Above it … seraphims better, Seraphim were standing over Him, i.e. in the attitude of service. One standing in the presence of another who is seated is always said to be overhim, whatever their mutual relations may be: 1 Kings 22:19; Genesis 18:2; Genesis 18:8; Exodus 18:13, &c. The Seraphim (probably "fiery beings") are mentioned nowhere else in Scripture as angelic beings. Their function in this vision is purely symbolical.
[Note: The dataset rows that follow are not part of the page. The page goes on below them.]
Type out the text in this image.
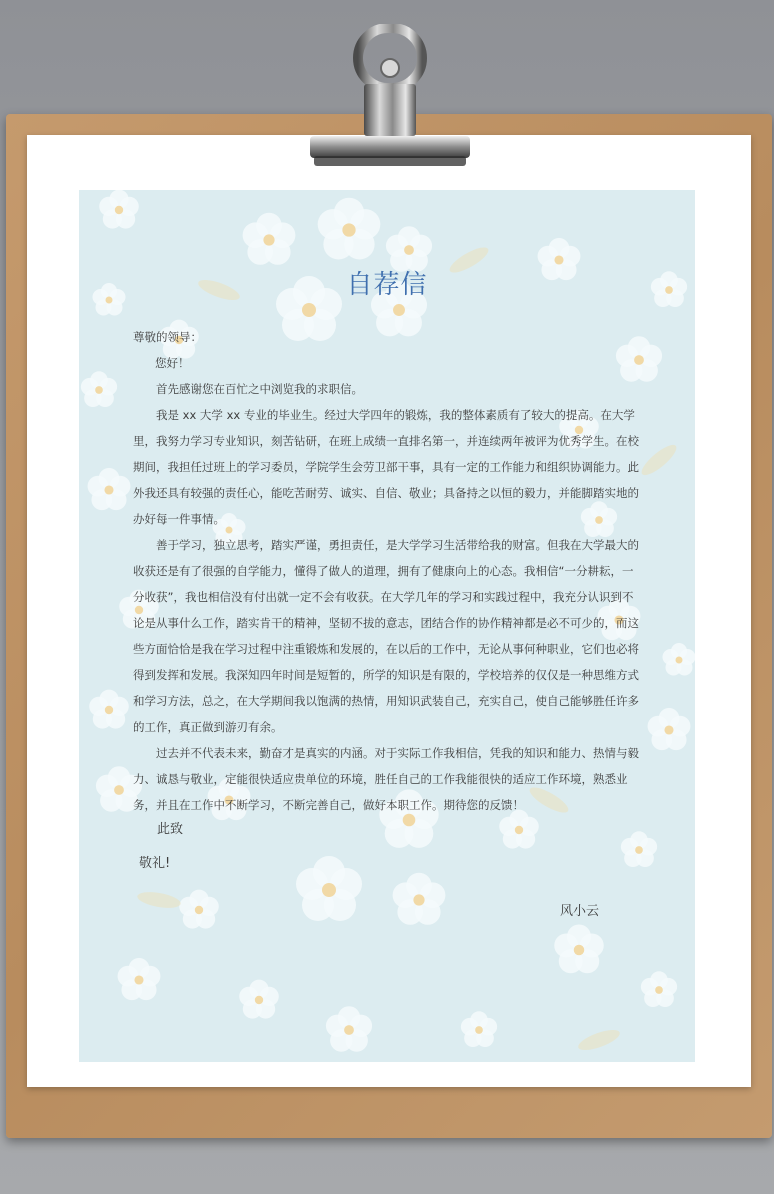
自荐信

尊敬的领导：

您好！

首先感谢您在百忙之中浏览我的求职信。

我是 xx 大学 xx 专业的毕业生。经过大学四年的锻炼，我的整体素质有了较大的提高。在大学里，我努力学习专业知识，刻苦钻研，在班上成绩一直排名第一，并连续两年被评为优秀学生。在校期间，我担任过班上的学习委员，学院学生会劳卫部干事，具有一定的工作能力和组织协调能力。此外我还具有较强的责任心，能吃苦耐劳、诚实、自信、敬业；具备持之以恒的毅力，并能脚踏实地的办好每一件事情。

善于学习，独立思考，踏实严谨，勇担责任，是大学学习生活带给我的财富。但我在大学最大的收获还是有了很强的自学能力，懂得了做人的道理，拥有了健康向上的心态。我相信“一分耕耘，一分收获”，我也相信没有付出就一定不会有收获。在大学几年的学习和实践过程中，我充分认识到不论是从事什么工作，踏实肯干的精神，坚韧不拔的意志，团结合作的协作精神都是必不可少的，而这些方面恰恰是我在学习过程中注重锻炼和发展的，在以后的工作中，无论从事何种职业，它们也必将得到发挥和发展。我深知四年时间是短暂的，所学的知识是有限的，学校培养的仅仅是一种思维方式和学习方法，总之，在大学期间我以饱满的热情，用知识武装自己，充实自己，使自己能够胜任许多的工作，真正做到游刃有余。

过去并不代表未来，勤奋才是真实的内涵。对于实际工作我相信，凭我的知识和能力、热情与毅力、诚恳与敬业，定能很快适应贵单位的环境，胜任自己的工作我能很快的适应工作环境，熟悉业务，并且在工作中不断学习，不断完善自己，做好本职工作。期待您的反馈！

此致
敬礼!
风小云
They are the attendants of Jehovah's court or the ministers of the invisible sanctuary; they reflect the glory of God, and by their presence and actions suggest new and fuller conceptions of His ineffable majesty. The basis of the symbol is obscure. The serpents with which the Israelites were plagued in the desert are called Seraphim (sing. Sârâph: Numbers 21:6-9; Deuteronomy 8:15), and some connexion between the two uses of the word is probable. An intermediate link would be supplied by the "flying Saraph" of ch. Isaiah 14:29; Isaiah 30:6, apparently an allusion to a widely diffused mythological notion; see Herodotus II. 75 on the winged serpents of Arabia. It is also worthy of notice that the brazen Saraph (Numbers 21:8) made by Moses must have been a conspicuous object in the temple at the time of Isaiah's call (2 Kings 18:4). On the other hand the analogy of the Cherubim has led to the theory that both are personifications of the phenomena of the thunder-storm, the Cherubim representing the dark cloud and the Seraphim the serpent-like lightning (see Cheyne, Comm., and art. -Cherubim" in Encyc. Brit.). Different elements, in fact, seem to be combined in the conception of the Saraph; but whether it had been already incorporated in the religion of Israel, or whether Isaiah was the first who lifted it into the sphere of pure spiritual ideas it is quite impossible to say. Isaiah's Seraphim are winged creatures, but certainly not serpentine in form, probably human, or at least partly human, like the Cherubim (Ezekiel 1:5-14).

with twain he covered his face The sense is well expressed by the Targum: "With two he covered his face that he might not see;and with two he covered his body that he might not be seen."